Моя семейная жизнь к этому времени уже расстроилась совершенно. Я начал ее в надежде забыть тебя, но я заблуждался. Я не был счастлив с Элисон, хотя знал, что она меня любит. Ты, Сара, испортила для меня всех женщин. Но у нас с Элисон было достаточно развлечений, чтобы как-то компенсировать то неудовлетворение, которое мы вызывали другу друга. Все изменилось, однако, когда сэр Джеффри потерял свое состояние. Это его подкосило, и он недолго прожил после разорения. Родовое поместье перешло старшему брату Элисон. Леди Линтон было известно положение наших дел, и она предложила нам поселиться у нее; мы с радостью согласились. Она обожала Элисон и пыталась найти в моем лице сына, хоть часто повторяла, что я неблагодарный материал. Она щедро тратила на нас деньги, и мы оба знали, что Элисон унаследует ее состояние. Но, несмотря на это, она совсем не глупа. Нет, черт возьми, далеко не глупа! Я заметил, что она за мной наблюдает. Ей были известны все мои поступки, практически каждая моя мысль. Ей не потребовалось много времени, чтобы учуять, что что-то не так: что-то заставляет меня играть больше, чем я мог себе позволить, ездить верхом так, как будто я меньше всего дорожу своей шеей. Я часто проводил вне дома целые ночи – и не всегда в обществе женщин. Иногда я оказывался на рассвете в какой-нибудь матросской таверне, одурманенный выпивкой и болтающий что-то о Ботани-Бей.
Все это время моя любовь к тебе была какой-то смертельной болезнью, о которой я раньше слышал разговоры, но в которую когда-то не мог поверить. Ты мною завладела, мысли о тебе не давали мне покоя. Леди Линтон, конечно, что-то подозревала, хотя она не могла даже отдаленно представить себе истинную причину. Именно я сначала подал ей идею о Новом Южном Уэльсе и заставил ее поверить, что эта идея принадлежит ей самой. Она поговорила с Элисон и убедила ее, что в колонии я преуспею. Я должен буду, по ее мнению, заняться фермерством, таким образом зарабатывая спасение души. Как только идея укоренилась, леди Линтон воодушевилась. Она купила мне назначение в Корпус, заплатила мои долги, которые были далеко не маленькими, и отправила нас, снабдив деньгами, едва покрывшими расходы на дорогу. Очевидно, лечение должно было быть радикальным. Она называла это «подготовкой ко вступлению в права наследства». Бедняжка, на самом деле ей совсем не хотелось нас отпускать.
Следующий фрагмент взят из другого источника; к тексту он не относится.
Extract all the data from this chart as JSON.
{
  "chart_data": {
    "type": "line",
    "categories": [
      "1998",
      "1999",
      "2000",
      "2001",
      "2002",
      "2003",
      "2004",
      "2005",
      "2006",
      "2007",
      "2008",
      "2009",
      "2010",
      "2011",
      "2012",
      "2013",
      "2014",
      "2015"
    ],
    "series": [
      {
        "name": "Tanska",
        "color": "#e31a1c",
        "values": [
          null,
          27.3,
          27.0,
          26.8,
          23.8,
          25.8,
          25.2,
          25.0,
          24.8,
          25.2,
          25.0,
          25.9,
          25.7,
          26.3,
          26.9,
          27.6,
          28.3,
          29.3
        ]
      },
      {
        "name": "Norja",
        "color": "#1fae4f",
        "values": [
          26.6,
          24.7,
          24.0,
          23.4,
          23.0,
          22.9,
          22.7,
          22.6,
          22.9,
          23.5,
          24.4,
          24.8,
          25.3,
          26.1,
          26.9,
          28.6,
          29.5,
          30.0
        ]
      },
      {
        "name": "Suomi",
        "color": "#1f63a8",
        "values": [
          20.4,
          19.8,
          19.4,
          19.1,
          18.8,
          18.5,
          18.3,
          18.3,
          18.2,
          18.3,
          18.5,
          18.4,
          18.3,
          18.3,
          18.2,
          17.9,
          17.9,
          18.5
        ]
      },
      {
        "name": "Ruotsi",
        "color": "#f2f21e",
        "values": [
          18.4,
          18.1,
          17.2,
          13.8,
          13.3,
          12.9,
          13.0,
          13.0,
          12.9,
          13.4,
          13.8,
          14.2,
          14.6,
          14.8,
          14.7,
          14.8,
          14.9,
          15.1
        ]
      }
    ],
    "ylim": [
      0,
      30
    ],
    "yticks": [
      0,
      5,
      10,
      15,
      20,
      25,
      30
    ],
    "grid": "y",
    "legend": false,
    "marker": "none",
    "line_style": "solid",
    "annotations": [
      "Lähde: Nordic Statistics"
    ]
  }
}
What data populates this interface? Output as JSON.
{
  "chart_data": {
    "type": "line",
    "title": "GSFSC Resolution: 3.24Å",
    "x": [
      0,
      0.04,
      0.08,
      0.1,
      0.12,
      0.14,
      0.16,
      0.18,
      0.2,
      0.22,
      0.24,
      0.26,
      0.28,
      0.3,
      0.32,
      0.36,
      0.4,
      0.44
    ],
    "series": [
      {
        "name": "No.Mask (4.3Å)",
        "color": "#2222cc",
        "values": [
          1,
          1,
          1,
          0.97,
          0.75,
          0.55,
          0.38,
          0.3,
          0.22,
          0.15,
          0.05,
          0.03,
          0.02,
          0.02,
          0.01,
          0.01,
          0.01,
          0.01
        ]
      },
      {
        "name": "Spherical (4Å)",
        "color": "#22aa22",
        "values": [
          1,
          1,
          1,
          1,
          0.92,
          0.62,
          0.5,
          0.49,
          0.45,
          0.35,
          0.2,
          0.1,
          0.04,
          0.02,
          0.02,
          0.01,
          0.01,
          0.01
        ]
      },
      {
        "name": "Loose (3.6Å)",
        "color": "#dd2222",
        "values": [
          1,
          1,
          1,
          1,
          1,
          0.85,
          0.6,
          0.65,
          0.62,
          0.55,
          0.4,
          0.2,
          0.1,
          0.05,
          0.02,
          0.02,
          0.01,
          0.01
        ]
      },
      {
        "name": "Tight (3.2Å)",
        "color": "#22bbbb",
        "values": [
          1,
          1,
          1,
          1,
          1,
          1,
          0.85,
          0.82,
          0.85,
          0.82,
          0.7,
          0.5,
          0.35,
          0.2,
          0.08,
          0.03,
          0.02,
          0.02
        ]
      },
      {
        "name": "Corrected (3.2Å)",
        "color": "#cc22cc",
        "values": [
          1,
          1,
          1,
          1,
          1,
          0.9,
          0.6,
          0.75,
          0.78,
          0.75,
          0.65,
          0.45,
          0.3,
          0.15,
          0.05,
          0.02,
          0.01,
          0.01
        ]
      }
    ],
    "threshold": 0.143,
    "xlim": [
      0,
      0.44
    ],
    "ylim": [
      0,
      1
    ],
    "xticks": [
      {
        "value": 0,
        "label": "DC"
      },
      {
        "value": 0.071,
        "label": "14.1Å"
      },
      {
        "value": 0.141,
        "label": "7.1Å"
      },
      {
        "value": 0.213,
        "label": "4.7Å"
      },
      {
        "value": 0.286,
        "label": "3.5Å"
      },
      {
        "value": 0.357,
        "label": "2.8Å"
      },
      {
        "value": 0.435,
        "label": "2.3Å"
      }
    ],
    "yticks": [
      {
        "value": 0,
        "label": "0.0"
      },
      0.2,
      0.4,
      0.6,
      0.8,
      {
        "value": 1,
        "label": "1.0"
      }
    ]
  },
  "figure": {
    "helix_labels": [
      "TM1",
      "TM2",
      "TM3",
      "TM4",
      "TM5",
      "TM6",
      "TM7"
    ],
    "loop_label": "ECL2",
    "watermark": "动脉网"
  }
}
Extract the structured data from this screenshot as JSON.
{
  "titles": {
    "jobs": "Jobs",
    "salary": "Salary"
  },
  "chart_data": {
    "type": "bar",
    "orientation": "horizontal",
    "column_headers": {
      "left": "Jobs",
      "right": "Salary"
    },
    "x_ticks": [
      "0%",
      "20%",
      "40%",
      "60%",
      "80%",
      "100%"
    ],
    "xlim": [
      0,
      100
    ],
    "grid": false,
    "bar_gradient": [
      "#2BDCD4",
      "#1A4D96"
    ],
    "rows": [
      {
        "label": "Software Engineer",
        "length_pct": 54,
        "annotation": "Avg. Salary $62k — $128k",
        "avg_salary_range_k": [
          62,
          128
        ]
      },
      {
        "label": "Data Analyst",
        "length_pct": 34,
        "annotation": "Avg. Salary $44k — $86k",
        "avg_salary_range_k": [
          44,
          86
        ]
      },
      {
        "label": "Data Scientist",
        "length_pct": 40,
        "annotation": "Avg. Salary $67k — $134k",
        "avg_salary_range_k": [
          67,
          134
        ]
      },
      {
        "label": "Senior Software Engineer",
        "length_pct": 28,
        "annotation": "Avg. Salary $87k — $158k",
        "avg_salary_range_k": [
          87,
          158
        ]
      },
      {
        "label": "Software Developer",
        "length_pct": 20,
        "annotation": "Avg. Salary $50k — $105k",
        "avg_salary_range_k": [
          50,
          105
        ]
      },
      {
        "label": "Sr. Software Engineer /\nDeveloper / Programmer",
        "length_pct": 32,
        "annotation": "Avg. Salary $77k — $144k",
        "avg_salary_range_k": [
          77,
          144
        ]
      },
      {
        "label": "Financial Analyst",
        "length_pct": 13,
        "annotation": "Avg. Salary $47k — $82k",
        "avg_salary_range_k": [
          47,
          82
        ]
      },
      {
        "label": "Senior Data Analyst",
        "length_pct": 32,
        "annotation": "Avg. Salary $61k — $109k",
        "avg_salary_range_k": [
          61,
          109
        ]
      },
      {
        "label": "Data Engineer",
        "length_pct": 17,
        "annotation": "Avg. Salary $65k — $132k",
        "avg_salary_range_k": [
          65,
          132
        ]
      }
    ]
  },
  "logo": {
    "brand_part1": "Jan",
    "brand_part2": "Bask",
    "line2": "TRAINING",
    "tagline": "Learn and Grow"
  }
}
Сара вздрогнула и невольно, наклонившись вперед, коснулась лицом его плеча.
– Но, Ричард, на что ты надеялся, приехав сюда?
– Увидеть тебя – вот на что я надеялся. Я хотел жить там, где хоть иногда смогу тебя видеть, где твое имя произносится вслух. У меня ничего не получалось в жизни с момента твоего отъезда, – сказал он. – Но я надеялся что-то сделать из своей жизни, если мои усилия будут тебе заметны. Все мои достижения будут посвящены тебе, Сара. Я принял предложение денег от твоего мужа, потому что я жажду быть связанным с тобой и потому что это даст мне возможность иметь что-то сверх того, что позволит скудное капитанское жалованье.